Pamela Ann Brangwen-Jones
Pamela’s love of, and passion for photography spans more than half a century, from the moments of wonder and amazement when stepping into uncle Brian’s darkroom as a child in the 1960s to becoming totally absorbed in working in the darkroom at the Centre for Creative Photography. Keeping up with the times, she is learning of a whole new world of digital imaging, using the scanner as a camera and mixing the world of digital technology with the bygone era of photograms, lumens and cyanotypes.
As a mother and grandmother, up until commencing learning with the Centre for Creative Photography, Pamela focused mainly on Travel Photography when the rare opportunities arose and Portraiture, using children, grandchildren and other family members and pets as subject matter.
Today, Pamela has broadened her horizons and enjoys photographing anywhere/anytime the opportunity presents itself. She particularly enjoys the idea of being able to create photographically by using sources other than the camera - a walk with the dog can be an opportunity to gather material to place on the scanner bed. At the same time, she is particularly happy with a film or digital camera around her neck - sometimes just waiting, sometimes with a particular purpose in mind.

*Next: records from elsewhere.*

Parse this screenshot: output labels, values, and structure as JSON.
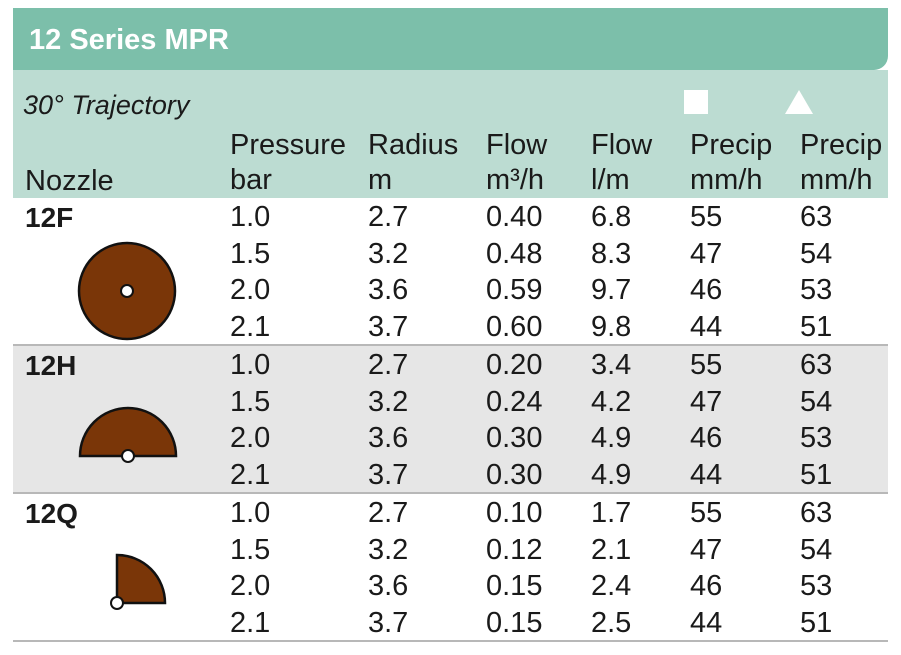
{
  "title": "12 Series MPR",
  "trajectory": "30° Trajectory",
  "colors": {
    "header_green": "#7cbfaa",
    "subheader": "#bcdcd2",
    "nozzle_brown": "#7a3608",
    "row_shade": "#e6e6e6"
  },
  "header": {
    "square_symbol": "square-icon",
    "triangle_symbol": "triangle-icon",
    "nozzle": "Nozzle",
    "pressure": {
      "label": "Pressure",
      "unit": "bar"
    },
    "radius": {
      "label": "Radius",
      "unit": "m"
    },
    "flow_m3": {
      "label": "Flow",
      "unit": "m³/h"
    },
    "flow_l": {
      "label": "Flow",
      "unit": "l/m"
    },
    "precip_square": {
      "label": "Precip",
      "unit": "mm/h"
    },
    "precip_triangle": {
      "label": "Precip",
      "unit": "mm/h"
    }
  },
  "nozzles": [
    {
      "name": "12F",
      "icon": "full-circle-nozzle-icon",
      "rows": [
        {
          "pressure": "1.0",
          "radius": "2.7",
          "flow_m3": "0.40",
          "flow_l": "6.8",
          "precip_sq": "55",
          "precip_tri": "63"
        },
        {
          "pressure": "1.5",
          "radius": "3.2",
          "flow_m3": "0.48",
          "flow_l": "8.3",
          "precip_sq": "47",
          "precip_tri": "54"
        },
        {
          "pressure": "2.0",
          "radius": "3.6",
          "flow_m3": "0.59",
          "flow_l": "9.7",
          "precip_sq": "46",
          "precip_tri": "53"
        },
        {
          "pressure": "2.1",
          "radius": "3.7",
          "flow_m3": "0.60",
          "flow_l": "9.8",
          "precip_sq": "44",
          "precip_tri": "51"
        }
      ]
    },
    {
      "name": "12H",
      "icon": "half-circle-nozzle-icon",
      "rows": [
        {
          "pressure": "1.0",
          "radius": "2.7",
          "flow_m3": "0.20",
          "flow_l": "3.4",
          "precip_sq": "55",
          "precip_tri": "63"
        },
        {
          "pressure": "1.5",
          "radius": "3.2",
          "flow_m3": "0.24",
          "flow_l": "4.2",
          "precip_sq": "47",
          "precip_tri": "54"
        },
        {
          "pressure": "2.0",
          "radius": "3.6",
          "flow_m3": "0.30",
          "flow_l": "4.9",
          "precip_sq": "46",
          "precip_tri": "53"
        },
        {
          "pressure": "2.1",
          "radius": "3.7",
          "flow_m3": "0.30",
          "flow_l": "4.9",
          "precip_sq": "44",
          "precip_tri": "51"
        }
      ]
    },
    {
      "name": "12Q",
      "icon": "quarter-circle-nozzle-icon",
      "rows": [
        {
          "pressure": "1.0",
          "radius": "2.7",
          "flow_m3": "0.10",
          "flow_l": "1.7",
          "precip_sq": "55",
          "precip_tri": "63"
        },
        {
          "pressure": "1.5",
          "radius": "3.2",
          "flow_m3": "0.12",
          "flow_l": "2.1",
          "precip_sq": "47",
          "precip_tri": "54"
        },
        {
          "pressure": "2.0",
          "radius": "3.6",
          "flow_m3": "0.15",
          "flow_l": "2.4",
          "precip_sq": "46",
          "precip_tri": "53"
        },
        {
          "pressure": "2.1",
          "radius": "3.7",
          "flow_m3": "0.15",
          "flow_l": "2.5",
          "precip_sq": "44",
          "precip_tri": "51"
        }
      ]
    }
  ]
}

I particularly enjoy the idea that ‘A picture paints a thousand words’. With a background in English Literature and Drama, it sometimes seems strange to find myself, in later life, using the Visual Arts as the medium in which I express my creativity.
A keen interest in the darkroom and film photography from childhood drew me to explore alternative photographic processes such as photograms, cyanotypes and lumen printing and never seriously had considered digital technology to make artwork. My fear and hesitation about digital processes was soon pushed aside when I discovered scanograms. I was then ready to begin my exploration of what could be done with the analogue uniqueness of photograms, lumens and cyanotypes as digital conversions. Digital processes have made it possible not only to duplicate but to also enhance the original images that were either created and processed totally in the darkroom (photograms); created in the darkroom, exposed for a period of time in the sunlight and finished in the darkroom (lumens) and cyanotypes which do not require a darkroom but can be created in a darkened room, exposed in the sunlight and then either simply washed in water or further processed if required.
The creation of photograms in the darkroom pioneered the way for a similar process using a scanner in much the same way that an enlarger is used in the darkroom, the scanner bed being the equivalent of the enlarger in the darkroom. Having discovered this creative opportunity I now find myself unable to take the dog for his morning walk without coming home with a handful of feathers or fresh flowers to arrange on the flat bed and play.